Sue Tompkins is a British visual and sound artist based in Glasgow. She was the vocalist for indie rock band Life Without Buildings.[1]
Tompkins was born in Leighton Buzzard in 1971. She studied painting at the Glasgow School of Art, and graduated in 1994.[2] Since 1997 she has worked collaboratively with the collective Elizabeth Go (Victoria Morton, Sarah Tripp, Hayley Tompkins and Cathy Wilkes).[3] She has held multiple exhibitions at The Modern Institute.[4] [5]

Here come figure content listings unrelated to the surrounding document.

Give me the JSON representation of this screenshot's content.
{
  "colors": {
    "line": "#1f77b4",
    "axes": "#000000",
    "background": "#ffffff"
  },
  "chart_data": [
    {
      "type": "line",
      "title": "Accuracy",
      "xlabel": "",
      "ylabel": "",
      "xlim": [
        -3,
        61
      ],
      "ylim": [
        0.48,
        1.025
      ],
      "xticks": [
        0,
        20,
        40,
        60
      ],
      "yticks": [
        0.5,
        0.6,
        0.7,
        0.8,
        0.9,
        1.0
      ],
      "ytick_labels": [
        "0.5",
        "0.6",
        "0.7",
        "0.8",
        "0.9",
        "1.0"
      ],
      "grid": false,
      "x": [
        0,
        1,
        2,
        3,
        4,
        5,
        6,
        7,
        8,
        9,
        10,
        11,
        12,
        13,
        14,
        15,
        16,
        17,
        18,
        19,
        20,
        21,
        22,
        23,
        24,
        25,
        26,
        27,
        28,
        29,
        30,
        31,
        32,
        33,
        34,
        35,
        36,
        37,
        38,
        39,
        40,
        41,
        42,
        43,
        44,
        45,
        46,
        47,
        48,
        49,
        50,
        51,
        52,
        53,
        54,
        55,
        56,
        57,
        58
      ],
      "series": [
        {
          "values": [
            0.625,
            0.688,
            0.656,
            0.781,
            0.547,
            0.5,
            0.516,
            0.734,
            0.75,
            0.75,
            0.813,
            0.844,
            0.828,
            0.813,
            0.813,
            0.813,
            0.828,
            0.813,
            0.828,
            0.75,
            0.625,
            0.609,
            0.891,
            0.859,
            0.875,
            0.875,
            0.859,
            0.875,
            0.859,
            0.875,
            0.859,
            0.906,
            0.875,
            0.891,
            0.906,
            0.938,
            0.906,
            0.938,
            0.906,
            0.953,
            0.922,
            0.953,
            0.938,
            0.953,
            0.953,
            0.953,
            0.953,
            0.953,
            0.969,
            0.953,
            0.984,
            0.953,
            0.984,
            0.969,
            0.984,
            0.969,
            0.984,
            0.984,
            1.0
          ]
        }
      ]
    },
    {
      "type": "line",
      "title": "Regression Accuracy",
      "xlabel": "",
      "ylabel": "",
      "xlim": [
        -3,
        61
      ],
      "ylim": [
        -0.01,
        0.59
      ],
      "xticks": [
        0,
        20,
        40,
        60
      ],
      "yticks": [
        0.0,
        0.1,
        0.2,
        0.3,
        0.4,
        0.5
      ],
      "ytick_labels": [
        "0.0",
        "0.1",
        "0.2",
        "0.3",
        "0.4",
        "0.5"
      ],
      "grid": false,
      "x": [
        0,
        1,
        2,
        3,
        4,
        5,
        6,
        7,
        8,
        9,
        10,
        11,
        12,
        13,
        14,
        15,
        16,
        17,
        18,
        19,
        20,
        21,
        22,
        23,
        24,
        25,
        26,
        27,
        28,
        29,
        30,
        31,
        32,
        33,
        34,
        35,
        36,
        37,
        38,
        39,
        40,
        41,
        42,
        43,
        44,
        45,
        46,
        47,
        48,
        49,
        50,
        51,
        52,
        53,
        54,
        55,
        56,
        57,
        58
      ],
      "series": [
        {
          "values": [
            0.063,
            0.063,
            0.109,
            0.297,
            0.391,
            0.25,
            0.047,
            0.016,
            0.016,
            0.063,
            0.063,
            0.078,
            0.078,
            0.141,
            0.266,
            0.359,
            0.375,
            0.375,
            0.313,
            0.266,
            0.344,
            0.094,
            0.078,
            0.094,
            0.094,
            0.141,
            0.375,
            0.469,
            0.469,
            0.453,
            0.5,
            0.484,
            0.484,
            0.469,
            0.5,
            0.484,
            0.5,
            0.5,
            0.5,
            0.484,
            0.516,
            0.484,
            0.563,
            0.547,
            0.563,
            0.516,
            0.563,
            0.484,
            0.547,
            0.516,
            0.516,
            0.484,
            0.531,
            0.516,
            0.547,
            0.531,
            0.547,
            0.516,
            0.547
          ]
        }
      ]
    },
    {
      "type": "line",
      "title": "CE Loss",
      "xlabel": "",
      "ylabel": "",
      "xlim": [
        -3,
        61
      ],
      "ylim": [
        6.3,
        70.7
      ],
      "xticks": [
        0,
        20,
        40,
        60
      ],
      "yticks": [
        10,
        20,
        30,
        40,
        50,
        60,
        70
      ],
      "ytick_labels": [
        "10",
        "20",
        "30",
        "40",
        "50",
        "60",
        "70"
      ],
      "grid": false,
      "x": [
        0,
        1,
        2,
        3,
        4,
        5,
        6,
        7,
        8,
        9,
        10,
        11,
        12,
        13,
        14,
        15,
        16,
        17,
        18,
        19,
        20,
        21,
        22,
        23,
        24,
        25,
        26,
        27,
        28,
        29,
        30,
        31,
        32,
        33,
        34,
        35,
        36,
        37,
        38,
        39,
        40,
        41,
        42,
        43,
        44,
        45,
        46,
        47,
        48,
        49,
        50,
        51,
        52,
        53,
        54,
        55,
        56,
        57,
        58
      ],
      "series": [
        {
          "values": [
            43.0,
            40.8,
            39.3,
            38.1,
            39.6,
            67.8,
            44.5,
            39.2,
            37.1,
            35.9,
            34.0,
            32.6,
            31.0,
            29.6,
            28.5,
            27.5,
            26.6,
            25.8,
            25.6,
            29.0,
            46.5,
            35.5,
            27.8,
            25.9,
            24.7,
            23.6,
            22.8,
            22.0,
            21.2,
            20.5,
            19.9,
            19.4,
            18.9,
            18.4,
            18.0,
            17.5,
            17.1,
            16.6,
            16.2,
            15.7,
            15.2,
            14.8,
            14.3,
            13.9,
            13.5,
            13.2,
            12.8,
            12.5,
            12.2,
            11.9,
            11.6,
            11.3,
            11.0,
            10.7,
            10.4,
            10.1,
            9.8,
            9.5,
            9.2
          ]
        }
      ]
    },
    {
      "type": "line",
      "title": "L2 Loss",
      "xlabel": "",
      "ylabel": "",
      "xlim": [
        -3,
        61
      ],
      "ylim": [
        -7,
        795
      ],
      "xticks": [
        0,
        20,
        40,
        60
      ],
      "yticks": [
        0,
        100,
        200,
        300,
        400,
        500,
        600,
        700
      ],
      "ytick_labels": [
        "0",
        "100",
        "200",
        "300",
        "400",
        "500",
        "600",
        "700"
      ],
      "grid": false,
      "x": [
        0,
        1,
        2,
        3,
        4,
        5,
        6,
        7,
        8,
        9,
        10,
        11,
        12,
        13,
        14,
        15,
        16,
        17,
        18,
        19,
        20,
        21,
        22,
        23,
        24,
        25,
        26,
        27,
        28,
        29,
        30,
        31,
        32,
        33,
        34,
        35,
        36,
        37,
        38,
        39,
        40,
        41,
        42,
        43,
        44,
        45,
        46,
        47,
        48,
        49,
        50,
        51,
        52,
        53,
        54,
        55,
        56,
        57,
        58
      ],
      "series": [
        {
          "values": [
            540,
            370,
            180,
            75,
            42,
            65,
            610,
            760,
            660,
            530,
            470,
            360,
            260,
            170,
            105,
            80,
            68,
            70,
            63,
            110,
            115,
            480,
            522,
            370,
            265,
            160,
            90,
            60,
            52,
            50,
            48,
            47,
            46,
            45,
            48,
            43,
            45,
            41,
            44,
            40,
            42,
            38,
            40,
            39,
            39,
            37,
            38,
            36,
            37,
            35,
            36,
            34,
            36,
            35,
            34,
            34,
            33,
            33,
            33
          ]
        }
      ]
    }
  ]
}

Sue Tompkins uses the spoken and written word delivered in a deceptively simple and direct fashion. The written word comes first: she accumulates copious notes over a period of time then edits and refines them to create disjointed yet succinct texts that combine repeated words with constructed phrases to evoke imagery, emotion and ideas.[6] Tompkins had an interesting way of coming to her unique style of work in art school:
"I studied painting. And then by the fourth year at Glasgow School of Art, I remember really thinking, I really don’t know what to paint. I really have no idea. I just don’t know what I’m doing. There was a patch where I remember thinking, god, I just want to go and sit in the library and look at stuff. I was really into looking at art. I really liked looking at art books. So my degree show ended up being this big tissue paper installation, really quite big on the wall. I used to go the library and they had these little rooms that you could book. And I used to just book a room and take a massive stack of books off the shelves, really random, but everything I liked – it could be Frieze magazine or Artforum or it could be Picasso’s greatest hits. I would go into this little room and I had a dictaphone and I used to just record myself looking."[7]Tompkins also works in a performance medium. Much like her visual and sound-based works, her performances utilise the practice of language, ephemera and live situations.[8]
Tompkins also provided the vocals for art rock band Life Without Buildings, along with other students of the Glasgow School of Art. Spin magazine described Tompkins' vocals as "nervously chirped evocative phrases" and credited her as the band's central attraction. Following their debut album Any Other City in 2001, the band split up.[9]
Her twin sister is the artist Hayley Tompkins.
Tompkins lives and works in Glasgow.